Earlier this year, Transparency International’s Global Corruption Report: Sport highlighted how Africa is vulnerable to serious reputational risks across all sports and is already compromised by corruption.
The Global Corruption Report: Sport provided a global overview of corruption across sport and outlined recommendations from leading experts in the field on what needs to be done. It came at a time when some of the world’s most popular sports, including football and athletics, are mired in corruption scandals.
In Africa the report highlighted serious gaps in accountability. On Thursday, the great and good of African football met in Cairo for a General Assembly to elect two of its officials to represent the continent in the newly-created Fifa Council.
Ghana's Kwesi Nyantakyi and Almamy Kabele Camara of Guinea got the two slots, meaning that Africa's quota of seven reps was complete.

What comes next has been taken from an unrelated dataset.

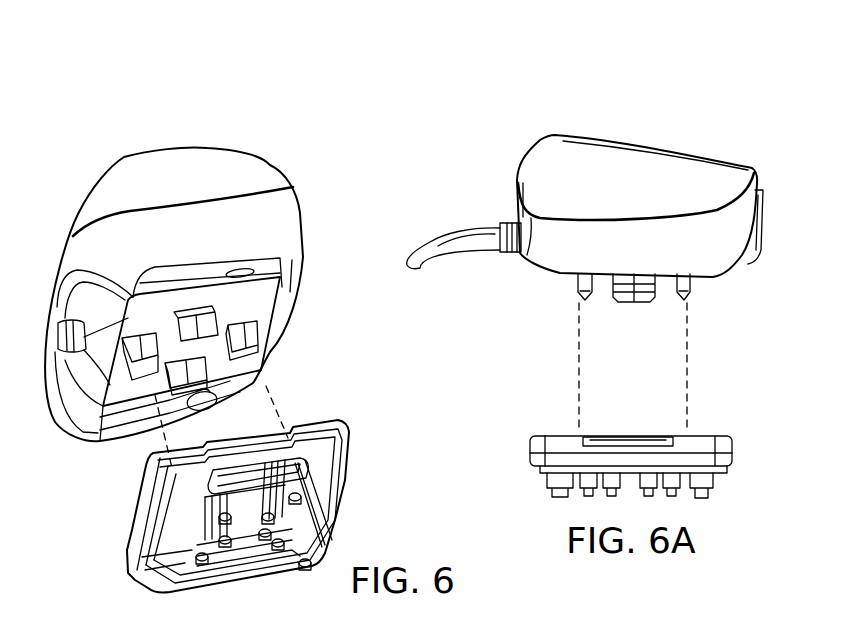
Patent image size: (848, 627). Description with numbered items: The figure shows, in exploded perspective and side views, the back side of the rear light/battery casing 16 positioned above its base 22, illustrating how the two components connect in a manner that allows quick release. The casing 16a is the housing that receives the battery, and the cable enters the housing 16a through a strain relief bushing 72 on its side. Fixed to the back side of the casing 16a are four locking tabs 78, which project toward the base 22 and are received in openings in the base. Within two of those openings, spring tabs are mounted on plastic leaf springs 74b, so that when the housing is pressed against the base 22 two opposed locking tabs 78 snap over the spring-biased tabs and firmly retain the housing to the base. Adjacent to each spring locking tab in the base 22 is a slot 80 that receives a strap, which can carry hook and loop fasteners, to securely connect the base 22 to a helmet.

The others (already on the Fifa Council) are Confederation of African Football boss Issa Hayatou (Cameroon), Hani Abo Rida (Egypt), Constant Omari (DR Congo), Tarek Bouchamaoui (Tunisia) and Lydia Nsekera (Burundi) as the Africans on the FIFA Council.
But questions still remain about the undemocratic nature of the entire process.

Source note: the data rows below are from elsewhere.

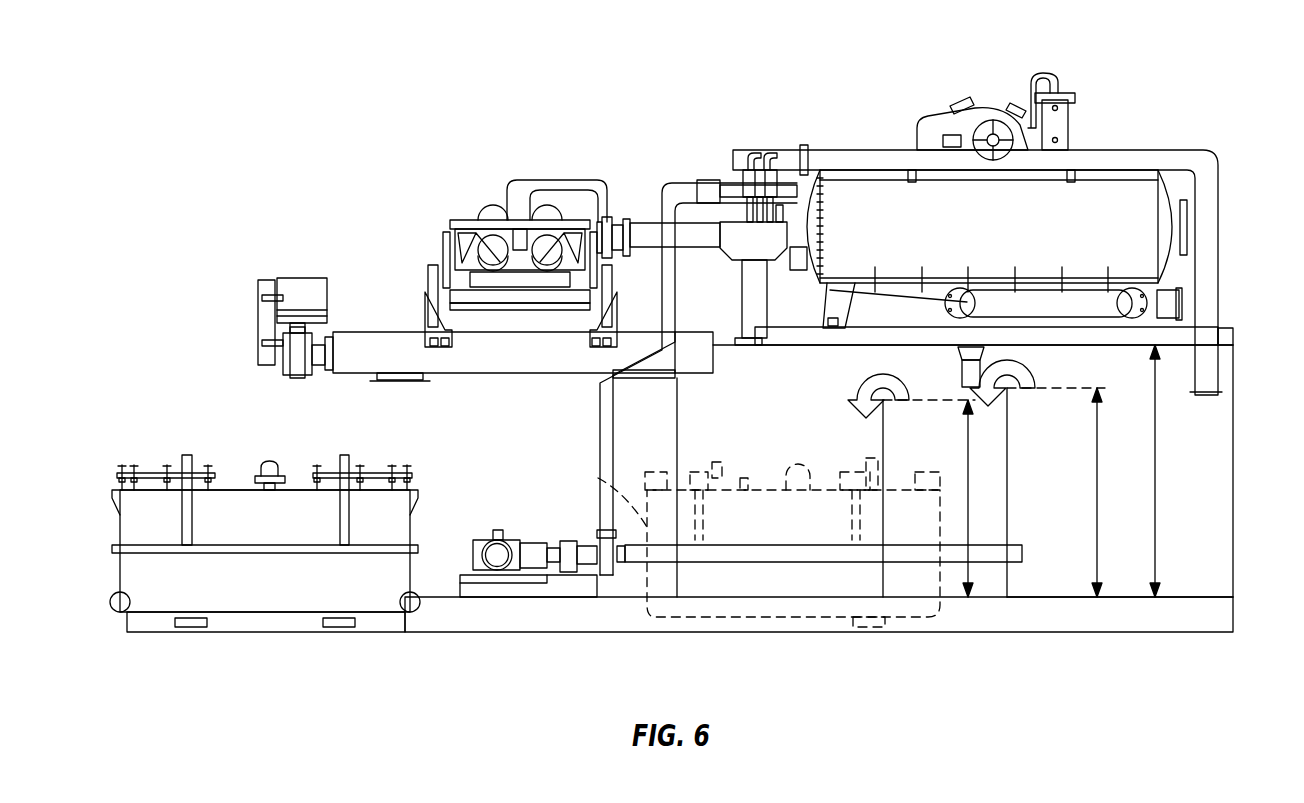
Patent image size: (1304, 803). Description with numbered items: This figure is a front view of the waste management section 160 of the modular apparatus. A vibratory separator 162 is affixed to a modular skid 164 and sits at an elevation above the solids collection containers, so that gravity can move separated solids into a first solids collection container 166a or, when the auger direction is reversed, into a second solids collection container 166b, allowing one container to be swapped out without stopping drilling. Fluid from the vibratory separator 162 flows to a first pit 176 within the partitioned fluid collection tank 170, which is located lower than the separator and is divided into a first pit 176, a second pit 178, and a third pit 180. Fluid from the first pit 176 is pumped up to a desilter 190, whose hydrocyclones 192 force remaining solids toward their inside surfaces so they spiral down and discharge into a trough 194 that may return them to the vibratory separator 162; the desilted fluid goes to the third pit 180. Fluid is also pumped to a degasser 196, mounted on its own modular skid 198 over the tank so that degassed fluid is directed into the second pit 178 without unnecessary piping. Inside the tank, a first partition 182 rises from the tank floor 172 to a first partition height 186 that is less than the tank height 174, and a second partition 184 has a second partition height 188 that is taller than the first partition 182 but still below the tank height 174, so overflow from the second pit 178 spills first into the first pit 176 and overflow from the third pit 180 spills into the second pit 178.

The waste management section 160 is at (152, 72).
The vibratory separator 162 is at (462, 220).
The modular skid 164 is at (520, 333).
The first solids collection container 166a is at (598, 477).
The second solids collection container 166b is at (238, 490).
The fluid collection tank 170 is at (1210, 510).
The tank floor 172 is at (1200, 597).
The tank height 174 is at (1156, 471).
The first pit 176 is at (712, 432).
The second pit 178 is at (897, 456).
The third pit 180 is at (1123, 570).
The first partition 182 is at (885, 443).
The second partition 184 is at (1010, 437).
The first partition height 186 is at (971, 498).
The second partition height 188 is at (1098, 492).
The desilter 190 is at (792, 150).
The hydrocyclones 192 is at (748, 193).
The trough 194 is at (738, 233).
The degasser 196 is at (1075, 210).
The modular skid 198 is at (1173, 343).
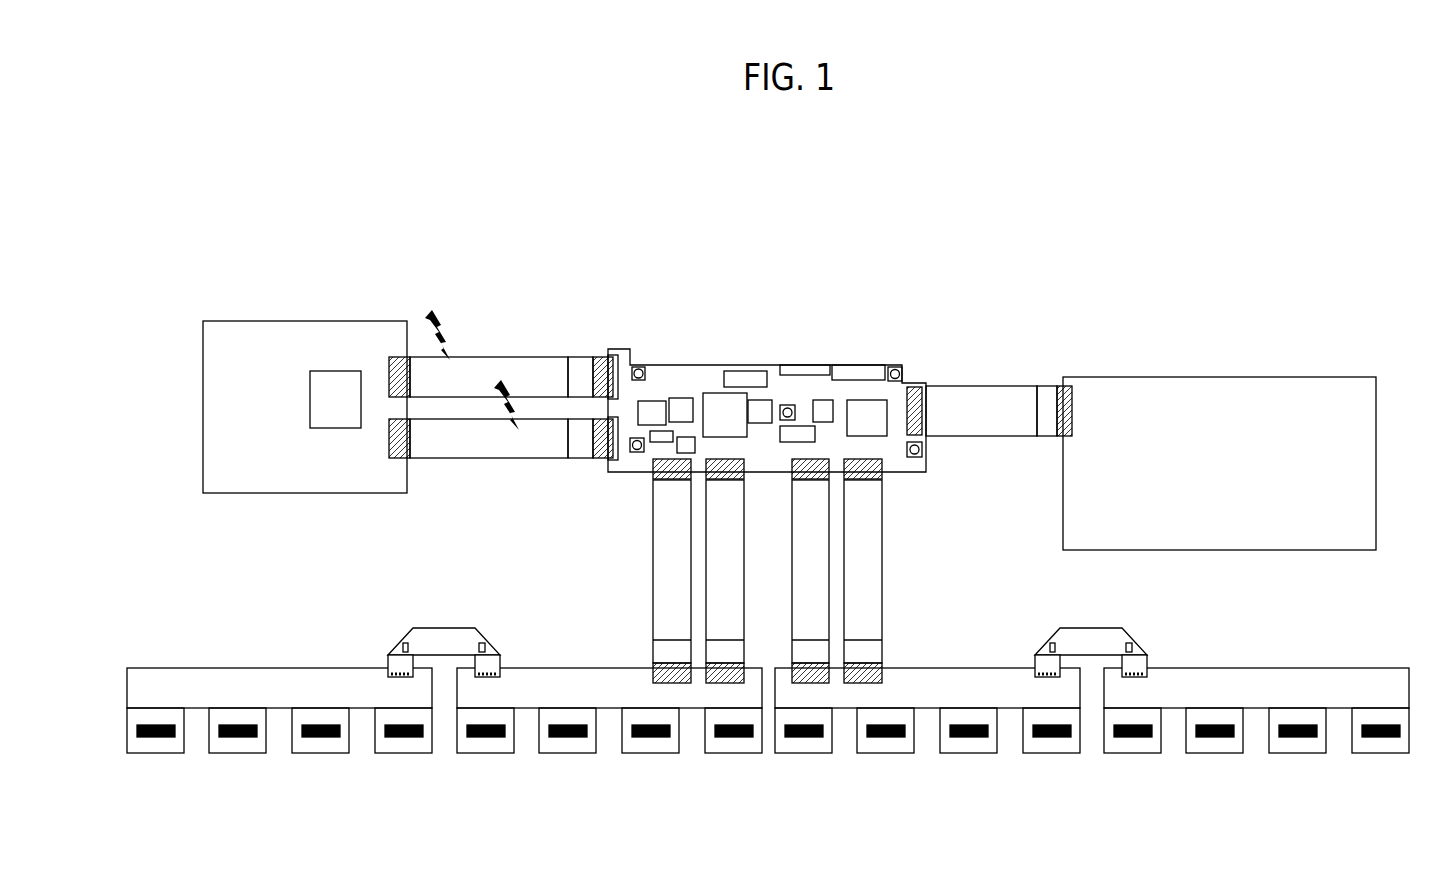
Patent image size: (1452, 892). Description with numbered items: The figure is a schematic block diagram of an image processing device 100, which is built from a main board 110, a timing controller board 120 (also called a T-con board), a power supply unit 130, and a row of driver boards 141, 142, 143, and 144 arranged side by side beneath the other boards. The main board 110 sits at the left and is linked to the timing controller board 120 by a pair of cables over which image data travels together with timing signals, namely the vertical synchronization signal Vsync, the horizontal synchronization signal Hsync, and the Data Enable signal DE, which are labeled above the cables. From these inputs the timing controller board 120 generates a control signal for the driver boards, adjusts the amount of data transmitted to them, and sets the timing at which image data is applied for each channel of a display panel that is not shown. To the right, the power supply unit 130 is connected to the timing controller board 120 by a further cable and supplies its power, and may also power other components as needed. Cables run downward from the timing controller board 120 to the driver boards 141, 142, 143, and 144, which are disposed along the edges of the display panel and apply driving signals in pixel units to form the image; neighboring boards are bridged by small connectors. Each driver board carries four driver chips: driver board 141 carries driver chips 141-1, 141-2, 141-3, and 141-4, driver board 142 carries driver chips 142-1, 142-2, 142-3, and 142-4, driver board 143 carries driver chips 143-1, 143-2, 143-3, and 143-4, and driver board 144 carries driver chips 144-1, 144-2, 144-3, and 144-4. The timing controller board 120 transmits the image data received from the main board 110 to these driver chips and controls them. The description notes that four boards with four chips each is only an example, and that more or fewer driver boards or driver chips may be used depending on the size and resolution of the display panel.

The image processing device 100 is at (205, 232).
The main board 110 is at (280, 321).
The timing controller board 120 is at (689, 365).
The power supply unit 130 is at (1223, 377).
The driver board 141 is at (268, 668).
The driver board 142 is at (599, 668).
The driver board 143 is at (974, 668).
The driver board 144 is at (1245, 668).
The driver chip 141-1 is at (156, 753).
The driver chip 141-2 is at (238, 753).
The driver chip 141-3 is at (320, 753).
The driver chip 141-4 is at (404, 753).
The driver chip 142-1 is at (486, 753).
The driver chip 142-2 is at (568, 753).
The driver chip 142-3 is at (650, 753).
The driver chip 142-4 is at (734, 753).
The driver chip 143-1 is at (804, 753).
The driver chip 143-2 is at (886, 753).
The driver chip 143-3 is at (968, 753).
The driver chip 143-4 is at (1052, 753).
The driver chip 144-1 is at (1132, 753).
The driver chip 144-2 is at (1214, 753).
The driver chip 144-3 is at (1298, 753).
The driver chip 144-4 is at (1380, 753).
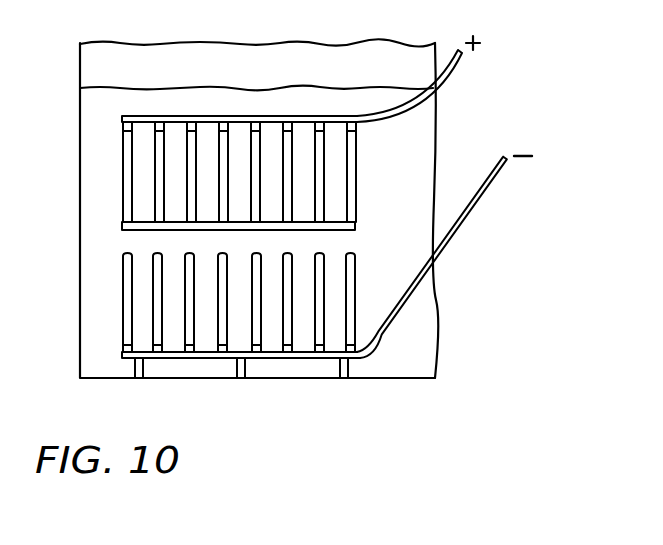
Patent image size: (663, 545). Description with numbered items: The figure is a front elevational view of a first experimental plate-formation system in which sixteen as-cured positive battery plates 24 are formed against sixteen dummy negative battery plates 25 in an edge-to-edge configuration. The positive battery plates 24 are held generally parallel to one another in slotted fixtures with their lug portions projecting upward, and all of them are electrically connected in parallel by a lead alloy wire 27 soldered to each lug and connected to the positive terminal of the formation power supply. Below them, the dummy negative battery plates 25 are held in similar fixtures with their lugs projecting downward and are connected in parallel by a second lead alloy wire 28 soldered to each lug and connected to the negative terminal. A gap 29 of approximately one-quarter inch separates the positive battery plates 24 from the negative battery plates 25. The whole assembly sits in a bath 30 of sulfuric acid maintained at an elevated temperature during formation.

First of all, secret balloting was not allowed. This meant that delegates who did not want to tow the party line on issues were forced to follow the crowd or risk ostracism. The result was that all the agenda voted on saw outcomes that favoured the long-serving CAF boss Issa Hayatou.
The Cameroonian has been in power since 1988 - that's 28 years of what critics call dictatorship, proven and unproven corruption on a wide scale, and unaccountability.
Thursday's meeting in the Egyptian capital was key because of a bold step by the small nation of Djibouti.
In line with recently adopted Fifa reforms, the Congress had to vote on ending the rule, introduced just four years ago, that restricted potential candidates for the Caf presidency to members of its 15-man executive committee only.
This had originally been seen as an attempt by long-serving president Issa Hayatou to hand pick his successor.
However, Djibouti's FA proposed that anyone can stand for election as Caf president as long as they are "supported by at least five member associations".
To nobody's shock, the vote did not see the light of day as the amendment of Article 18.3 was rejected. In fact, all other votes on the day needed a simple majority to pass. However, something interesting happened with this crucial vote: Caf General Secretary Hicham El Amrani announced that this vote alone will need a 75% majority.
The reason for this was obvious: the administrators were aware that a simple majority would have, likely, seen the votes split between 'No' and 'Abstain' voters, something they could not risk.
The Djibouti proposal also wanted the potential candidate to the Caf throne to have played an active role in football as an official of a member association, during four of the last five years preceding the submission of the candidacy, and they must pass an eligibility check.
In the end, Hayatou had his way - again.
The lack of transparency in African football was also recently highlighted by January's Transparency International’s Football Governance League table, which showed that only one African football association, Egypt, made its financial records accessible online, while the African Football Confederation (CAF) still has no code of ethics or ethics commission.
These problems were very evident at the Cairo General Assembly.
It's been two months since Africa's flagship football competitions got a new headline sponsor as energy giant Total signed on for eight years. Nobody knows how much was paid for the deal and such an august gathering was expected to discuss it.
The competition kicks off on January 14, 2016. But there are concerns about the readiness of Gabon to host the event.
Till now, the central African nation has been uneasy as talk of a possible plan B has arisen in the wake of political developments in the country as post-election violence increases.
Ali Bongo Ondimba was sworn in Tuesday as Gabon's president for a second seven-year term, after winning re-election by a slim margin in a disputed vote. Opposition candidate Jean Ping rejected the offer, accusing Bongo's ruling party of vote-rigging.
Gabon's Constitutional Court on Saturday declined Ping's petition for a recount and ratified the result. Violent protests erupted across Gabon when the initial election results were announced August 27. At least six people were killed in clashes between protesters and security forces.
It was thought that Caf would send inspectors to ascertain the situation on the ground, present a report to all the 54 member associations present and allow a democratic decision to be taken.
Instead, a unilateral decision was taken to sign an MOU virtually guaranteeing that whatever happens between now and kickoff, Gabon will host the competition. This, despite increasing reports of dissidence, press muzzling and a crackdown on opposition elements on the country.
It was important for Gabon to get this assurance because there have been rumours that Morocco was being asked behind the scenes to be on standby.
Outside of Gabon, no one knows the state of facilities and logistics as the continent awaits the October 19 Afcon draw in Libreville.
The lawlessness in the continent's game continues unabated.